One particularly famous and near-ubiquitous phrase, “History is written by the victors” (attributed to Winston Churchill but origin unknown) is used to explain the fact that so often through history we are given access to one group or person’s view of proceedings.

It has some pertinence in Hidden Figures, a film which pays long-overdue homage to a group of remarkable people who were pivotal to American involvement in the Space Race, but who, being both black and female in a society where the ruling elite were white and male, were pushed to one side, their stories subsumed into the approved prevailing narrative.
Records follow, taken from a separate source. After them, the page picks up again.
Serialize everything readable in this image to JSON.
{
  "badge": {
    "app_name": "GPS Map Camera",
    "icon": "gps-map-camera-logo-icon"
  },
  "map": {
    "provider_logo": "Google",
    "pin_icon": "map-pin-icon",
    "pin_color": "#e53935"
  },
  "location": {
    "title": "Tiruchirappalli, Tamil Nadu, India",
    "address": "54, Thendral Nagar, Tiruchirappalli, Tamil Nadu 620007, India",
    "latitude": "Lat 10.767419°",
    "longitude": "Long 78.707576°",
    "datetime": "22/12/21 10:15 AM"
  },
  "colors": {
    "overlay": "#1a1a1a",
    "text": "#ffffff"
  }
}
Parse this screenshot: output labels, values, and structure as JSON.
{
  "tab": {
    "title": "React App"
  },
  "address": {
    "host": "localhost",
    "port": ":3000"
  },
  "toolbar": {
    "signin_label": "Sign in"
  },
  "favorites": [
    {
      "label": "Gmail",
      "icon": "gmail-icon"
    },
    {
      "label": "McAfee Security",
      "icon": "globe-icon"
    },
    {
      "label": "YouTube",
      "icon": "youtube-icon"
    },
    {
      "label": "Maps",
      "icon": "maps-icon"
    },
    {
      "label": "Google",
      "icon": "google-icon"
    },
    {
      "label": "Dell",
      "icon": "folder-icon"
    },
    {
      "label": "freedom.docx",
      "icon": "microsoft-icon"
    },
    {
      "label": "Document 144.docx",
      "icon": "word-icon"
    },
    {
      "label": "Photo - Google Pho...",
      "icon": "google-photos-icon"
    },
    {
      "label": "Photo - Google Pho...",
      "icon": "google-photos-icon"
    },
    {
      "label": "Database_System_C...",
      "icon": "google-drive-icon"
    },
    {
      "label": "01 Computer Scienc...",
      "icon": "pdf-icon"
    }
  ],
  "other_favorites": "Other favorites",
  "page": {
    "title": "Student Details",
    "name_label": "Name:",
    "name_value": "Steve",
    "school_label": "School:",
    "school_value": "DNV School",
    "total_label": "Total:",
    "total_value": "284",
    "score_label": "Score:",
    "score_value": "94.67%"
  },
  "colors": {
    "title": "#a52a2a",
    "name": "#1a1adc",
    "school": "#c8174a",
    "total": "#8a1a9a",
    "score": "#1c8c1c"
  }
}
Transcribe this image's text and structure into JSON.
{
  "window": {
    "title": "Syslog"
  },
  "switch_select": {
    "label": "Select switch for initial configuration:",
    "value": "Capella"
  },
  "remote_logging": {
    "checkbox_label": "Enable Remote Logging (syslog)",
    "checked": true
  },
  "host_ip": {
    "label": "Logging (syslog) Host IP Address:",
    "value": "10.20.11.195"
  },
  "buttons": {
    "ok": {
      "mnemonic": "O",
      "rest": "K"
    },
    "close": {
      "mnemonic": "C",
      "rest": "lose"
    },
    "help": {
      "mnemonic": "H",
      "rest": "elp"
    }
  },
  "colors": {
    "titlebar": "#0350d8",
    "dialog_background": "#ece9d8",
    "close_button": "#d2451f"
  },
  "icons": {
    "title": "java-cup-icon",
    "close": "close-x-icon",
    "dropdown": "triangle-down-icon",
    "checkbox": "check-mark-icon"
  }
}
But as Taraji P Henson, a self-confessed “girl from the hood”, who plays mathematics genius Katherine Johnson, noted at a recent screening of part of the film at the Toronto Film Festival, that did many people a disservice not least young black women like herself looking for compelling role models.

“All I had was dreams and hope and that’s the reason why this is so overwhelming. If I had known about these women when I was growing up then maybe I would have aspired to be a rocket scientist. Kids of colour just look up at sports and rap and acting and there is so much more important work to be done.”

But while that is a vitally important point, Janelle Monáe who plays Mary Jackson, says she feels the lesson of Hidden Figures goes even further.

“When I see them, I just see heroes. I’m proud as a woman and I’m proud as a minority but I’m also proud as an American. They’re superheroes but they’re real.”

And that’s why it’s so important in a world still defined by very narrow parameters of achievement that the stories of women such as Johnson, Jackson and Vaughan are celebrated far and wide so that everyone everywhere is given the chance to make their mark in this world and broaden the membership of the victors category once and for all.

Hidden Figures premieres USA on 13 January 2017.